Over 50 of Ireland's regional newspapers will be online by early next year, in a joint project between the Regional Newspaper Association of Ireland (RNAI) and corporate Internet service company, Internet Ireland. This will give a world-wide reach to events as local as Ballybofey under-12s football or traffic cases from Termonfeckin and offer a link home to hundreds of thousands of emigrants. The 51 members of the RNAI may well be joined by other non-member regional titles, all of which will go online under the auspices of the Regional Media Bureau of Ireland (RMBI), as the joint project by Internet Ireland and the regional newspapers association is called. The idea is to provide a central resource for people looking for local papers, and to provide economies of scale, combined marketing and payment services for the member papers.
The catch for Ireland's diaspora, the target market, is that access will cost money. The annual subscription for a title will be £50, with six-month and quarterly rates also available. A pilot site is currently in operation, with nine titles on offer free of charge and others being added all the time. "In May we began writing the software and interfaces, but the project had been discussed before that," said Barry Breslin, director of Internet Ireland. "It has been over seven months and we will have invested almost £1 million by the time the service is fully operational in the first three months of next year. The RNAI titles currently print 600,000 copies every week and are read by a combined figure of two million people. We would be happy with five per cent of that."
The project has received funding from Enterprise Ireland and will, it is hoped, create up to 20 new jobs within the next three years. The concept of a regional newspaper going online is not entirely new. It is to be expected that a newspaper based in Ennis, Ireland's Information Age town, would now have an Internet edition. But the Clare Champion's Internet presence goes back to long before the town received that award. It was the first Irish regional newspaper with a web site back in 1994, long before any national newspaper except this one. "The primary reason [an online edition was established] was to reach expatriate Clare people - to allow them to keep in touch with home events," explains webmaster John Galvin. "It also allowed us to greatly increase our profile in that market and to have an easy point of contact for overseas advertisers. We have also found that many people subscribe to the newspaper after reading the Internet version.

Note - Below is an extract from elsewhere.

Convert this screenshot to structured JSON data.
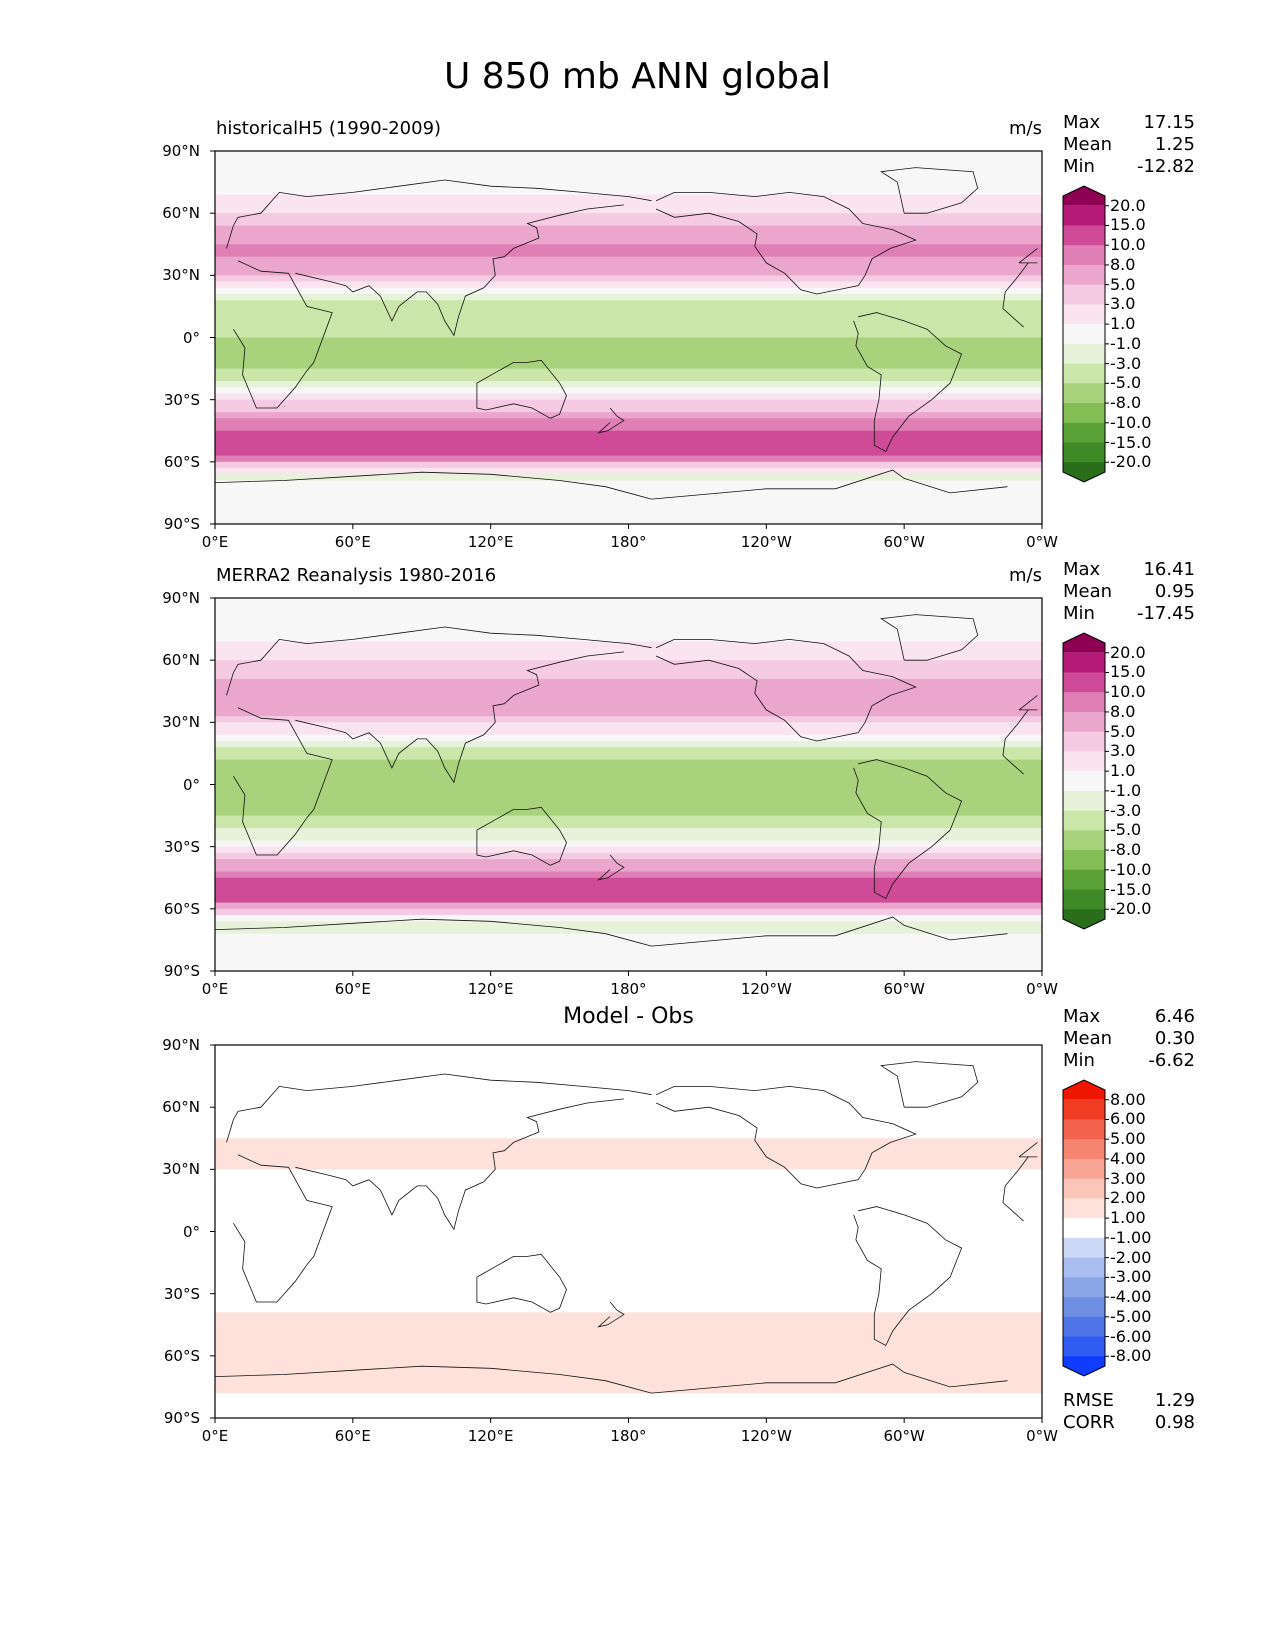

"We are regularly offered stories on spec. Advertising (especially classified) is well suited for Internet communications." Galvin believes that a profit can be made from regional news. "It's harder to sell national news as there are multiple sources. There may be only one source for some local news. I think emigrants are far more interested in local news even many years after leaving home." The seven People Newspapers titles went online last June. Managing director, Michael Roche, says that the primary reason for setting up the Web edition of the papers, which cater for the southeast, was to gauge what interest there was in online editions. "It certainly sparked interest from Wexford, Wicklow and Carlow people overseas," he says. "While the jury is still out on the tangible benefit of the online editions, I am acutely aware that, other than buying the newspaper, the information we provide cannot be sourced elsewhere.
The visitor rate of 800 a week does not, he says, make carrying advertisements feasible. At present, only a selection of news and sport is being carried in the online editions, though the idea of a full online edition available on a subscription basis would also be considered. "I think it has potential to be highly profitable for regional newspapers provided we can sell an annual online subscription," says Roche. Both the Clare Champion and People Newspapers have been contacted about the RMBI project. In one way, it might be a pity to see the wide range of regional sites already operating lose their individuality while being placed out of the reach of many Internet users, but if the project makes an online presence financially viable for all regionals, then few can really complain. It is, of course, ironic that a global medium is making the vibrancy and colour of intensely local Irish news and views accessible world-wide. Never before have local media outlets been in such a strong position. Jackie Healy Rae should be pleased.